The Literature Lab is tracking changes in literary style through 19th Century novels, focusing on how the frequencies of words that share a particular theme change over time. The idea is to see whether there are any themes that have “interesting” behavior over the course of the century — where “interesting” might mean increasing prevalence, decreasing prevalence, or some kind of peak.
They have a novel (if statistically disastrous) way of defining themes. A theme (or, in their words, a “semantic field”) is a group of words that satisfies two requirements
- They all have semantic or functional similarity
- They must behave in the same way over time.
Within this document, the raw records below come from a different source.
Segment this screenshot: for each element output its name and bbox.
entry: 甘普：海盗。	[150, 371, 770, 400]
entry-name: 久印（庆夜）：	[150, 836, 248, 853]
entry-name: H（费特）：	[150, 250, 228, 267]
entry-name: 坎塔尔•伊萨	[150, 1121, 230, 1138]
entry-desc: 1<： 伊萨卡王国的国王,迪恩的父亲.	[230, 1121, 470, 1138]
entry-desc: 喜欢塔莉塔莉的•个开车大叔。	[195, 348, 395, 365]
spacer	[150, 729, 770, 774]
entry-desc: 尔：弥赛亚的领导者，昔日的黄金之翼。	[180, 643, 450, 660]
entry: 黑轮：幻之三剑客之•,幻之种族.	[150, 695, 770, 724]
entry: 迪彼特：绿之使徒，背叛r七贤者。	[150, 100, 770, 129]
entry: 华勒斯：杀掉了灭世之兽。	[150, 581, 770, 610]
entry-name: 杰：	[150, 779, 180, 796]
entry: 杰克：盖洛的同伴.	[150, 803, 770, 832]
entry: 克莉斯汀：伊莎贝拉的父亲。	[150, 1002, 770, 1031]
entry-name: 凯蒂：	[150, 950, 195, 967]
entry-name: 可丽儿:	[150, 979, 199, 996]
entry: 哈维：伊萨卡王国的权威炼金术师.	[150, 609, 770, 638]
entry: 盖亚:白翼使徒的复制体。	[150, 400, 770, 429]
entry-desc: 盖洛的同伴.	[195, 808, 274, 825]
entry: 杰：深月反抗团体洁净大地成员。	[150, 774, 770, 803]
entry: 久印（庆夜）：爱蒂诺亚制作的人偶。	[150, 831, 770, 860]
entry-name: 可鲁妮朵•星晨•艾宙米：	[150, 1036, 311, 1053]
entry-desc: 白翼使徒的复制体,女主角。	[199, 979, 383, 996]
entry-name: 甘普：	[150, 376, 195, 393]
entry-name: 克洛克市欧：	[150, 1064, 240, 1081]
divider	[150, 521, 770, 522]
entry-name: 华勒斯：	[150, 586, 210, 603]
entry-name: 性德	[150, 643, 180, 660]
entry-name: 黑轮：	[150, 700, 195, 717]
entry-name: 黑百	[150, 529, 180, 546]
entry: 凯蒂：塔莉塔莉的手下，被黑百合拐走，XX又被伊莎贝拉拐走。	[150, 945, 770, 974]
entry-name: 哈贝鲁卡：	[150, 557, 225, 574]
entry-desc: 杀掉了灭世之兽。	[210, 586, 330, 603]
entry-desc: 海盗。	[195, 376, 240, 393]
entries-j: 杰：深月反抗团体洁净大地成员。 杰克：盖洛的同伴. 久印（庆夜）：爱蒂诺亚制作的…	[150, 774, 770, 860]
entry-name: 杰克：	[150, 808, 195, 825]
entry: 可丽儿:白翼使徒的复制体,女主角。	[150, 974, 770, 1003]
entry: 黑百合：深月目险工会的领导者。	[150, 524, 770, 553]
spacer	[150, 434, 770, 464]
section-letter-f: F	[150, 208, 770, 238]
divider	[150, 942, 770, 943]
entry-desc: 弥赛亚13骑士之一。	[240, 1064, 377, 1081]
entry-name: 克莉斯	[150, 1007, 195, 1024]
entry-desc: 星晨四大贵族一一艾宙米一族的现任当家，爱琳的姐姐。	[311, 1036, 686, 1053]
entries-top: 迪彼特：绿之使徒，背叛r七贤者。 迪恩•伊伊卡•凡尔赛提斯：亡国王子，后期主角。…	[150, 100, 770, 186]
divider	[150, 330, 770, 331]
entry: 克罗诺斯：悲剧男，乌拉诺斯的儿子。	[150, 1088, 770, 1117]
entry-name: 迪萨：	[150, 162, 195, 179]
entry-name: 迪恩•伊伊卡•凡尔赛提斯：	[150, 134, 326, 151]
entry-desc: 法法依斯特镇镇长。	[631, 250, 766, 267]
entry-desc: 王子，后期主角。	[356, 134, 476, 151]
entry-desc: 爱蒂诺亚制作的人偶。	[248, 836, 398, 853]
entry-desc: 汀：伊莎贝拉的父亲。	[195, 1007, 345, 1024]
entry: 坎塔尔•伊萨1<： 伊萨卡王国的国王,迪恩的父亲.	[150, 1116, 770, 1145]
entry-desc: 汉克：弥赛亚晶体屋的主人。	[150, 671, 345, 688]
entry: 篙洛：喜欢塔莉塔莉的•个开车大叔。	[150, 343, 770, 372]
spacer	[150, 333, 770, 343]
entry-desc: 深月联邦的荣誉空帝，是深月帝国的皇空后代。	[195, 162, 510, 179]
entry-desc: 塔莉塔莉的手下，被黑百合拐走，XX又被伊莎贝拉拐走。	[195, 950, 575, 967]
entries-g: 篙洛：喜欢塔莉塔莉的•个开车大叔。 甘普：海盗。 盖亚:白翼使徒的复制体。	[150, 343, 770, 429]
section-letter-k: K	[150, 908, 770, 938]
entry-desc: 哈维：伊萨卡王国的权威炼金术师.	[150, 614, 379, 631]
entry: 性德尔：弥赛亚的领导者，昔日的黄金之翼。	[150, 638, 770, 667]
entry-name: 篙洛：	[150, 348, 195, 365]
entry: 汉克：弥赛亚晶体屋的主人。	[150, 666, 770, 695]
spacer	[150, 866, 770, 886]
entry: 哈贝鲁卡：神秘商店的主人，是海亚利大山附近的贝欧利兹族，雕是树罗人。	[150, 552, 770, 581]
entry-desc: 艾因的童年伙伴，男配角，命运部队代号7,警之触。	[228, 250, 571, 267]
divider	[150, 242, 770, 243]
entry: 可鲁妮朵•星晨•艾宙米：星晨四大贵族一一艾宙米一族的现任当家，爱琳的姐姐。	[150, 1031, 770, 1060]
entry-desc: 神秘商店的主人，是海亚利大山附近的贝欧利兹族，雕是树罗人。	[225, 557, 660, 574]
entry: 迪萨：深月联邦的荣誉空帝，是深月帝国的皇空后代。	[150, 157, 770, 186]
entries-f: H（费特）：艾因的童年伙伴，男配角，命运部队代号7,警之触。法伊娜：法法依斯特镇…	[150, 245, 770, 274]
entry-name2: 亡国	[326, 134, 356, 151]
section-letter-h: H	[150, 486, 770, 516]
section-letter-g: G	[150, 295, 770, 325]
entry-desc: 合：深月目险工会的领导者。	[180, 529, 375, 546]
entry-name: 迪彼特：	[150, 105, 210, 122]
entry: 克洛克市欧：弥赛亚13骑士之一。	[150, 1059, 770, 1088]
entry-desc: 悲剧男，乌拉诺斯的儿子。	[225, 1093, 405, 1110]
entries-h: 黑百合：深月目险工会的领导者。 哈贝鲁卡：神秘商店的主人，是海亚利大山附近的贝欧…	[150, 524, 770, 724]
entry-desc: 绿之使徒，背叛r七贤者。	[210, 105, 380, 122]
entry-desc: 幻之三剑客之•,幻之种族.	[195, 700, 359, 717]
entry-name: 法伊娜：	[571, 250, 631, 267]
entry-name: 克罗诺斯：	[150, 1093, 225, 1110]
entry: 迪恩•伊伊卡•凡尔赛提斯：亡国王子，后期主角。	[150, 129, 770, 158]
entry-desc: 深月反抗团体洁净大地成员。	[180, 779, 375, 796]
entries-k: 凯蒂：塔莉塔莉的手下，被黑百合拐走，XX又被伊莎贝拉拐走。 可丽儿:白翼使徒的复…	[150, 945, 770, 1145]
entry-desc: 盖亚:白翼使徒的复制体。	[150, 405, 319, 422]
One theme they found started with the seed word “integrity”. They created this theme in two steps. First, using an in-house program called Correlator, they found all the words whose frequencies in novels over time were highly correlated with “integrity”, i.e. increased and decreased in the same way as “integrity” over time. Then they manually removed all the words which they decided to be unrelated to “integrity” (e.g. “bosom”). They named this theme “abstract values”.
Different seed words create themes with different trends over time, and of course, not all trends are interesting. Nevertheless, the trend of the “abstract values” theme is interesting. The frequency of the “abstract values” theme in British novels decreased from about 0.8% of all words to about 0.2% of all words between 1791 and 1903, and the frequency of the “abstract values” theme in American novels decreased from about 0.6% to about 0.2% between 1789 and 1874.
Interestingly, they found another theme, starting with the seed word “hard”, which has the opposite trend, and contains more concrete words. The “hard” theme in British novels increased in frequency from about 1% to about 3% over the 19th Century, and in American novels increased from about 1% to about 2.5%.
To the literary scholars in the group, these serendipitous results suggest
“a more fundamental shift in the style of narration from abstraction to concreteness, from telling to showing. No longer talking about abstract values but embodying them in actions.”
Nevertheless, the work is still at an early stage. These are initial experiments, not statistically sound enough to demonstrate that these findings reflect actual trends in the data, and not false effects of the trend-reinforcing way in which the words in the themes were chosen.
To avoid this, they need a more complete analysis. I can think of two additions. The first is to use a held-out subset of the novels to mine for themes, and then test for trends in the remaining set. The second is to use a thesaurus or dictionary as a source of related vocabulary, and to see whether the trends remain. A third (potentially embarrassing) experiment is to randomly assign novels to years and see if any “interesting” or “thought-provoking” patterns emerge.
If trends like this are real, they would be fascinating, but they do need to actually exist. This is why digital humanities researchers, like all other scientists, need to talk to statisticians. Right now, they are new to methodology and know just enough probability to be dangerous. Experimental rigor in the form of “held out data” and “cross validation”, “hypothesis testing” is very foreign to them.
Aside from caveats about scientific rigor, I’d like to draw attention to is how text mining was used in combination with data visualization to uncover patterns that would have otherwise been extremely difficult to spot, and to spark off a whole set set of interesting hypotheses.
In the past, I’ve seen humanities scholars treat text mining as a curious novelty, used to confirm something they already know, or to quantify an existing academic intuition, but not entirely to be trusted. But yesterday, I saw text mining used for as more than that: it was a way to provoke investigation, find interesting hypotheses, and ask questions that didn’t even exist before.
Update, May 19th, 2010: The graphs and example themes that accompanied this post have been removed because the Literature Lab informed me that they are for internal use only.